Of course, knowledge exchange is possible when both parties are interested in it.
What is required for an intelligent system to learn autonomously?
First, we need an initial universal knowledge extraction algorithm. It can be simple (more complex ones can be found later using this one), but it must be reliable.
Secondly, a subsystem for stimulating self-learning is needed, including a novelty detector and the inclusion of the level of novelty in the system for forming the overall level of satisfaction with the situation (the combination gives an analog of the instinct of curiosity).
With the outward similarity of stimulating self-learning to incentives in reinforcement learning, the essence is radically different: it is not the correctness/incorrectness of the action assessed but the degree of novelty. Growth in a variety of possible situations (in other words, the complication of the environment/task) affects the performance oppositely: it reduces the likelihood of correct action in the case of reinforcement learning and increases the probability of an unbeknown situation.
Humans and animals undoubtedly have such mechanisms developed in the process of evolution: an innate knowledge-seeking mechanism so simple that it can be determined by the genome and an information exchange mechanism based on the use of autonomously formed knowledge about the environment.

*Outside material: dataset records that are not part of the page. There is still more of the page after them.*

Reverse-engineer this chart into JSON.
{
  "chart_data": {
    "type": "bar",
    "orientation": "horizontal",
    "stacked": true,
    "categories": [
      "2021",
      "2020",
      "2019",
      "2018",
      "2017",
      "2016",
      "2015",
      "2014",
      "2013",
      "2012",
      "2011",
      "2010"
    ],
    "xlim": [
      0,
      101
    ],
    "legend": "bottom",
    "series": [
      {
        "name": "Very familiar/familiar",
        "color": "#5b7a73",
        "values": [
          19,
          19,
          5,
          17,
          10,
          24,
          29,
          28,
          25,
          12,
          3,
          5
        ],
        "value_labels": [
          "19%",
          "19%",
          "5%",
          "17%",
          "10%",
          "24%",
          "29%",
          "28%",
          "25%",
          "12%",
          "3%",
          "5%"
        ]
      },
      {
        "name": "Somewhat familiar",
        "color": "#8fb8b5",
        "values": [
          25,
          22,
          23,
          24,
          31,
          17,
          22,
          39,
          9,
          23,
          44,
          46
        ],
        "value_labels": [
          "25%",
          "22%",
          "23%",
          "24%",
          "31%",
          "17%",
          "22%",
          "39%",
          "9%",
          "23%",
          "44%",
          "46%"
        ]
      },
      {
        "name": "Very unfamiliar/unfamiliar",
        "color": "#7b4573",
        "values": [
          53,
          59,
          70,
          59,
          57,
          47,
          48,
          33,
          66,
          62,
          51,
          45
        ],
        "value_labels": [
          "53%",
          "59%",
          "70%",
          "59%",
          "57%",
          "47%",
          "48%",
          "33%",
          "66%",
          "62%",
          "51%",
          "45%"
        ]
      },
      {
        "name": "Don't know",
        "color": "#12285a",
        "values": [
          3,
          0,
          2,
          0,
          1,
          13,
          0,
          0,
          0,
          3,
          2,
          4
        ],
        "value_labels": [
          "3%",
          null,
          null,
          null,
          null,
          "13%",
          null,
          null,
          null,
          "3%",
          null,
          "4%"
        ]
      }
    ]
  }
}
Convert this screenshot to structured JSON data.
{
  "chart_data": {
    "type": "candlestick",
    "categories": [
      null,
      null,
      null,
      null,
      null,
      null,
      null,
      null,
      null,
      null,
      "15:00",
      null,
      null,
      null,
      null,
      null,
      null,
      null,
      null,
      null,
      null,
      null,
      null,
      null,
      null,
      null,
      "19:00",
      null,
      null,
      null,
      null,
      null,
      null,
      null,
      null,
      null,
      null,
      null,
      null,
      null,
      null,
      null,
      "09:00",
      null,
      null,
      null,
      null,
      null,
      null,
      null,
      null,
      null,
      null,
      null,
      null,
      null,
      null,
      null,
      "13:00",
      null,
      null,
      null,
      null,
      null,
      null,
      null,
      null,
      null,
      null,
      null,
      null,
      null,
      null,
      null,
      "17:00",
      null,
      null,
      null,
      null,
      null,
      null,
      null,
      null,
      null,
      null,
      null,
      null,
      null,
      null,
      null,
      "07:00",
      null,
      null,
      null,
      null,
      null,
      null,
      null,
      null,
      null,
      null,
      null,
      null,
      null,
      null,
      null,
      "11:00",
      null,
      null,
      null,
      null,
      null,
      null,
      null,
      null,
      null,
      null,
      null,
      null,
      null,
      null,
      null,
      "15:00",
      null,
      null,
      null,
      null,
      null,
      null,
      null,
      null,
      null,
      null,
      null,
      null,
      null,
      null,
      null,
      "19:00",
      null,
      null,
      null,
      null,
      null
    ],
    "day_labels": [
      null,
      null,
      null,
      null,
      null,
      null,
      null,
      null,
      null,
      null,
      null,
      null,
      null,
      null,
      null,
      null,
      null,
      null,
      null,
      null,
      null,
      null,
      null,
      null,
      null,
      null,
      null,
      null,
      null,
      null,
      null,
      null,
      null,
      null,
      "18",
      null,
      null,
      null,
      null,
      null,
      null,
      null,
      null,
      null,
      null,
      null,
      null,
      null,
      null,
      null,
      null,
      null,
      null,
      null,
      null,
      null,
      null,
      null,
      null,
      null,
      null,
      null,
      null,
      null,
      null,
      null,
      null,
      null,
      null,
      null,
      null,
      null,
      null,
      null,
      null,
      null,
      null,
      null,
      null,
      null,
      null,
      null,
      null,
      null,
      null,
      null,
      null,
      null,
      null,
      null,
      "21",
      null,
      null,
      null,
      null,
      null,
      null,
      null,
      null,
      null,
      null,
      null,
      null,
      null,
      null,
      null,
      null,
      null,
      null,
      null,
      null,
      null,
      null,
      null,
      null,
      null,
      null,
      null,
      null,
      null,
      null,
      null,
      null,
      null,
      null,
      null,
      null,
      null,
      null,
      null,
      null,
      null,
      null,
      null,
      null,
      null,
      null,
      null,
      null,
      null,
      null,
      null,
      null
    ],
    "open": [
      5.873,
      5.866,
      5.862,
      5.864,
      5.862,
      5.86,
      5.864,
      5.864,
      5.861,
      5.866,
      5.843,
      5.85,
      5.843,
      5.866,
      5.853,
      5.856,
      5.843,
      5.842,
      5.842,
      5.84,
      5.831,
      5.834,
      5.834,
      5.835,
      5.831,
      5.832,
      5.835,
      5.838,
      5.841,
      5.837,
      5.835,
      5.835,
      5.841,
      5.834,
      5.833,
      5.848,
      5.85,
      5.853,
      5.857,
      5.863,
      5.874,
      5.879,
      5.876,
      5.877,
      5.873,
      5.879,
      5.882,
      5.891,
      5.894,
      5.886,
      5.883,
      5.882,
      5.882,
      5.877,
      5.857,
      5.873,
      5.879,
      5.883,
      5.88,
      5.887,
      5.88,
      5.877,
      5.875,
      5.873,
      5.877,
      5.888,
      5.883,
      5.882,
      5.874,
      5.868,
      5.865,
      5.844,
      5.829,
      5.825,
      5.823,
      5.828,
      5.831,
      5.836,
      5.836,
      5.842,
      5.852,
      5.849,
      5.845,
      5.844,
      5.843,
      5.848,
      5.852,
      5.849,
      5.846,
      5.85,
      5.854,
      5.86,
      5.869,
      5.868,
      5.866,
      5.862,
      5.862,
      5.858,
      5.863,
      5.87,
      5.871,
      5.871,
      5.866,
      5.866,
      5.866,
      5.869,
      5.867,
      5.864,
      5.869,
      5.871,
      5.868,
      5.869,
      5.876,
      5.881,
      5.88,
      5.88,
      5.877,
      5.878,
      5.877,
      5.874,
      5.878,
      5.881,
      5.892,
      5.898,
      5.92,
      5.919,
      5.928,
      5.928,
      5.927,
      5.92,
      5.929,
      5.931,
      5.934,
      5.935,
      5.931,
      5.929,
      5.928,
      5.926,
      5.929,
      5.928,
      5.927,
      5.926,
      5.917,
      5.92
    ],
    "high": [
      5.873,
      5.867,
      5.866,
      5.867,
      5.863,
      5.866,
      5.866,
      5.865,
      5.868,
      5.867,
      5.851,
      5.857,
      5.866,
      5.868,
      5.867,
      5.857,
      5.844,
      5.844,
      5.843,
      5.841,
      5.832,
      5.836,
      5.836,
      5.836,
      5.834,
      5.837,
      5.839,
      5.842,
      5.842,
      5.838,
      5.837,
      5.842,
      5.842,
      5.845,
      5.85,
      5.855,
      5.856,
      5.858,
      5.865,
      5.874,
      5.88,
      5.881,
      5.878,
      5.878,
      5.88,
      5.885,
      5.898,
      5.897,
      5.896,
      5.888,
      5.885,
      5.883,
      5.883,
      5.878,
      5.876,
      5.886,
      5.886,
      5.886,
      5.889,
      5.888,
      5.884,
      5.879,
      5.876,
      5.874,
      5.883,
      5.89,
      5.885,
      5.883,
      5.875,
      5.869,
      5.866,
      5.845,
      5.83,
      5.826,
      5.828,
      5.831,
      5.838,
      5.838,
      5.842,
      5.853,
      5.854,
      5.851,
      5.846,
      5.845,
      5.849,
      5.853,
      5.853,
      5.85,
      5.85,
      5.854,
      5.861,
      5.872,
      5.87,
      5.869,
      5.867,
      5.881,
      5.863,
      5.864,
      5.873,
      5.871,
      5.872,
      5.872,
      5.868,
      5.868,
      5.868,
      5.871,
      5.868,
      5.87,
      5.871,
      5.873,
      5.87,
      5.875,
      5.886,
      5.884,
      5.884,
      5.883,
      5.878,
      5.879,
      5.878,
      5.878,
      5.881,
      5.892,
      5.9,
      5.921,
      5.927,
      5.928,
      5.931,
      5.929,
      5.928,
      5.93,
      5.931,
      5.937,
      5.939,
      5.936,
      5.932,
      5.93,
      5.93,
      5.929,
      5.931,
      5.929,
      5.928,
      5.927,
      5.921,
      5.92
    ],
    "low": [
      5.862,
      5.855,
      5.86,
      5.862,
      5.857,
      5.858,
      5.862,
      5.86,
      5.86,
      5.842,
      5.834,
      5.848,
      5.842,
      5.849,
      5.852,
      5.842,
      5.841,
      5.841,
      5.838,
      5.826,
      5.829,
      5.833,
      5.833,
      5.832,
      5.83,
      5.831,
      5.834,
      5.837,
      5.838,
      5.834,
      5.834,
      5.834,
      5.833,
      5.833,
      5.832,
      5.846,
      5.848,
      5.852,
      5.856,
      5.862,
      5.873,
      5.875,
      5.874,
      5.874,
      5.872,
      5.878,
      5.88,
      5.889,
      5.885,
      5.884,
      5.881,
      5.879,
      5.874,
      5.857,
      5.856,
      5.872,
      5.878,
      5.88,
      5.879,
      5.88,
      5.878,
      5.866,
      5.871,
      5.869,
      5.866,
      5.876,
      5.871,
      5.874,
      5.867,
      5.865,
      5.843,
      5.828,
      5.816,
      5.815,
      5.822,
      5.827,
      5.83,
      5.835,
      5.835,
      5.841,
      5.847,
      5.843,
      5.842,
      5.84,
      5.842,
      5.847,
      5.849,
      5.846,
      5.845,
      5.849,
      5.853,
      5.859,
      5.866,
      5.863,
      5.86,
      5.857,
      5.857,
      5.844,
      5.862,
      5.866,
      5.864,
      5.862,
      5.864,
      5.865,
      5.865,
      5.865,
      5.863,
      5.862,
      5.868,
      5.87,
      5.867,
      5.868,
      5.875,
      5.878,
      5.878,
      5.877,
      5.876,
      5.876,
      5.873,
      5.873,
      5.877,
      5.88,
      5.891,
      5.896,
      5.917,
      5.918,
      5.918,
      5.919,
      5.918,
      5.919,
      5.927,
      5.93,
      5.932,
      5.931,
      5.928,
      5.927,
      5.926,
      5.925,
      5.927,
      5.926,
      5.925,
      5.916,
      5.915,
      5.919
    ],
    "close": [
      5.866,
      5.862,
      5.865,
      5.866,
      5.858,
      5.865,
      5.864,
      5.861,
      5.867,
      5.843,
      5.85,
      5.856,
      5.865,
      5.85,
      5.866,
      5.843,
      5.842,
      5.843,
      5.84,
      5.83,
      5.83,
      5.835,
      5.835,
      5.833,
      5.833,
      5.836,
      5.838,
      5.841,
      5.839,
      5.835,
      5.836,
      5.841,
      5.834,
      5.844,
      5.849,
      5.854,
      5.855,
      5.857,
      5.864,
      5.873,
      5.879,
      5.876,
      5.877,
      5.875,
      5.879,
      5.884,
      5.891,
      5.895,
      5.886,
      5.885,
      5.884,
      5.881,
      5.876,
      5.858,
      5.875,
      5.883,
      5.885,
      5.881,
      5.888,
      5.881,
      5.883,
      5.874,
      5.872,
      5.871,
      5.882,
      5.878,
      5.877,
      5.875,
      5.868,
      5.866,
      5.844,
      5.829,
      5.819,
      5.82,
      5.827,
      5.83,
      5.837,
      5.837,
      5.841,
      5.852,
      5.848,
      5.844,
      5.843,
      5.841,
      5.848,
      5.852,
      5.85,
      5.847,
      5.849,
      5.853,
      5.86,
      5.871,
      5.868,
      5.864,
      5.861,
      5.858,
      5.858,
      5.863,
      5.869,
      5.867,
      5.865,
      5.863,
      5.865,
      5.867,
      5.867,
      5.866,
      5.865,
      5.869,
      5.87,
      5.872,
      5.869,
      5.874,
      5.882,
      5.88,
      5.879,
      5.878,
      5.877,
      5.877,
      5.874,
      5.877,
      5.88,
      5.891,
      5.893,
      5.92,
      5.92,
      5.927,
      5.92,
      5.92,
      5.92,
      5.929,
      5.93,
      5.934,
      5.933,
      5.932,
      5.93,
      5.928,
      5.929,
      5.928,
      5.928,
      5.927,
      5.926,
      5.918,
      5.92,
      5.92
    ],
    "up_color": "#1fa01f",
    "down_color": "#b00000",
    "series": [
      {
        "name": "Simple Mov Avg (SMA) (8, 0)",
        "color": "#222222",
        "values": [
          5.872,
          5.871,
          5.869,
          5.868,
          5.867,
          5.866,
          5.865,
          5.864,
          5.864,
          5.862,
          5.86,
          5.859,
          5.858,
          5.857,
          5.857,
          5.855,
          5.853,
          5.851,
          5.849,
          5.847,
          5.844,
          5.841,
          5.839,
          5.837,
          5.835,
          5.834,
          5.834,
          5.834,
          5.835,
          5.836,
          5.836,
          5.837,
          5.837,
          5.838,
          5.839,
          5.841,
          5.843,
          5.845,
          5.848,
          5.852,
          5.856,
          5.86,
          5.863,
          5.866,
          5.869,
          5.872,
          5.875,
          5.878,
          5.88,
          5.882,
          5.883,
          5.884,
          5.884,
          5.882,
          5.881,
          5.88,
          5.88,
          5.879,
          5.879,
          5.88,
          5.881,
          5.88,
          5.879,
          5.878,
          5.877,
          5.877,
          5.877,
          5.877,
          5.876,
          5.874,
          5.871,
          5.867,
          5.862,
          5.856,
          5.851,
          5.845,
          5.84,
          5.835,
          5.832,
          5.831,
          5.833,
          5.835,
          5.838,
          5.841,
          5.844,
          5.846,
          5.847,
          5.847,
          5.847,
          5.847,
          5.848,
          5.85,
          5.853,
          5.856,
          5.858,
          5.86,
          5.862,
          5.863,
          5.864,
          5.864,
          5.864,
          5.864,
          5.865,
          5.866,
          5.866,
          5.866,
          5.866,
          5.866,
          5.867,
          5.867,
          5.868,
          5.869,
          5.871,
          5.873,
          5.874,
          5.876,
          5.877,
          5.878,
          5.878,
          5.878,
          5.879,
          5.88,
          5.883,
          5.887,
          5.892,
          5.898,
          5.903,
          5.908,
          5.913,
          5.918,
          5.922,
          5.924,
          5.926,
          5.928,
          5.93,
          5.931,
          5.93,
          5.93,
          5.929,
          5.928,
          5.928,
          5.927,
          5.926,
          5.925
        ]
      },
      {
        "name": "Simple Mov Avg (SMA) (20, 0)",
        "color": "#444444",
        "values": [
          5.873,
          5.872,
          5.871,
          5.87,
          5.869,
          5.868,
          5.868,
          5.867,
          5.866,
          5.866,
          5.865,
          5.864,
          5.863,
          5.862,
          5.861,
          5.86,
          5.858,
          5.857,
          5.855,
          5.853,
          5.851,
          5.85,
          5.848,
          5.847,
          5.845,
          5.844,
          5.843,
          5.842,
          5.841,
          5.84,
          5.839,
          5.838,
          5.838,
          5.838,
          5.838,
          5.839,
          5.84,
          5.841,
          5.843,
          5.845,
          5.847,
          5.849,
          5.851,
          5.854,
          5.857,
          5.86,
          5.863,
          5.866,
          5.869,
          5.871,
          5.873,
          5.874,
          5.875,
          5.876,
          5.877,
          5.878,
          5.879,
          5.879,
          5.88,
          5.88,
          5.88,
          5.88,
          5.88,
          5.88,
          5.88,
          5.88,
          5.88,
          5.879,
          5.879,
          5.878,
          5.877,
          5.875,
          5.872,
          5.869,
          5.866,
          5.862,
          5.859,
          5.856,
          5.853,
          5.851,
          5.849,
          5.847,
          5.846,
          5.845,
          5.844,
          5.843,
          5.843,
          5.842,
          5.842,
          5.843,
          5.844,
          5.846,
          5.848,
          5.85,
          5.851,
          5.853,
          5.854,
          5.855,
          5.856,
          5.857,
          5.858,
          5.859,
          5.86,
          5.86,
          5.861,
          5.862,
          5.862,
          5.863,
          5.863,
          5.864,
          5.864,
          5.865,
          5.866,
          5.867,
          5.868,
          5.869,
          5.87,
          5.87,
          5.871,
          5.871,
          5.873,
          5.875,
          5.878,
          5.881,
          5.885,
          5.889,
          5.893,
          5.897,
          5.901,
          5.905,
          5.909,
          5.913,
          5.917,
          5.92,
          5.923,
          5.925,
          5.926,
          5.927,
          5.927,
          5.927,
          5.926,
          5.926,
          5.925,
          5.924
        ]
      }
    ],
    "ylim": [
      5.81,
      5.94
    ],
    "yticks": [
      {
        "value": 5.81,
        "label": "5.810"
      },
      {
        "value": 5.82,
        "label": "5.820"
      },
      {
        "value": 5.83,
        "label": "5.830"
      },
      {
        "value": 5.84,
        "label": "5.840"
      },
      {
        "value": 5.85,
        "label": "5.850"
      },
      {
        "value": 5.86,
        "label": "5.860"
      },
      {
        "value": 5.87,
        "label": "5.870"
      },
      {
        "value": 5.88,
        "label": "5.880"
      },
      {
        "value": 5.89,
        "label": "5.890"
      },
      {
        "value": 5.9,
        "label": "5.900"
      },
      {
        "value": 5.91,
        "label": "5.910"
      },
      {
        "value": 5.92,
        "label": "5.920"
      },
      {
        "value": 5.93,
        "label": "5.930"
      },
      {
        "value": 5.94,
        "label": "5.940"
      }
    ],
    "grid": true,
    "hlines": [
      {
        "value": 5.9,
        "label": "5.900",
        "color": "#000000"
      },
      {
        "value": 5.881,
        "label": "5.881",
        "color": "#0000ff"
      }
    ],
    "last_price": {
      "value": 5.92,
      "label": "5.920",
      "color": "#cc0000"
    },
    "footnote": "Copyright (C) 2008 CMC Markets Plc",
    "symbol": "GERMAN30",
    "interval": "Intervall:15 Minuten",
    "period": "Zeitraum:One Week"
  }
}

The capabilities of humans are much higher than those of animals due to a larger amount of memory, a longer learning period, and better innate algorithms.
The mentioned simple but reliable algorithms for searching for new knowledge, including the detection of unknown objects/structures, the detection of unknown cause-and-effect relationships, and repeated sequences of events, are described in previous chapters. Our experiments allow us to assert that these algorithms lack the limitations inherent in reinforcement learning and are also radically more efficient.
In the AGI system, unlike animals and humans, the volume of initially embedded learning algorithms and the size of initially embedded knowledge does not have significant restrictions dictated by the genome size. However, the possibility of autonomous learning is necessary when it comes to human-level AI. In most application areas, simpler systems that do not reach human-level intelligence and do not require the ability to autonomously learn can be enough.
The use of knowledge mining can also be helpful in the case of complex activities and environments where the effort of reinforcement learning becomes unacceptably large.
New knowledge is acquired by mankind as a result of the realization by individuals of the ability to knowledge mining.
The resource required by reinforcement learning in comparison with knowledge mining grows with the increasing complexity of the environment and tasks.
Knowledge transfer (including reinforcement learning) and knowledge mining require some innate knowledge, but such congenital knowledge nature in these cases is significantly different.
The use of knowledge mining can be helpful even in the case when such functionality is not required during the operation of the AI system.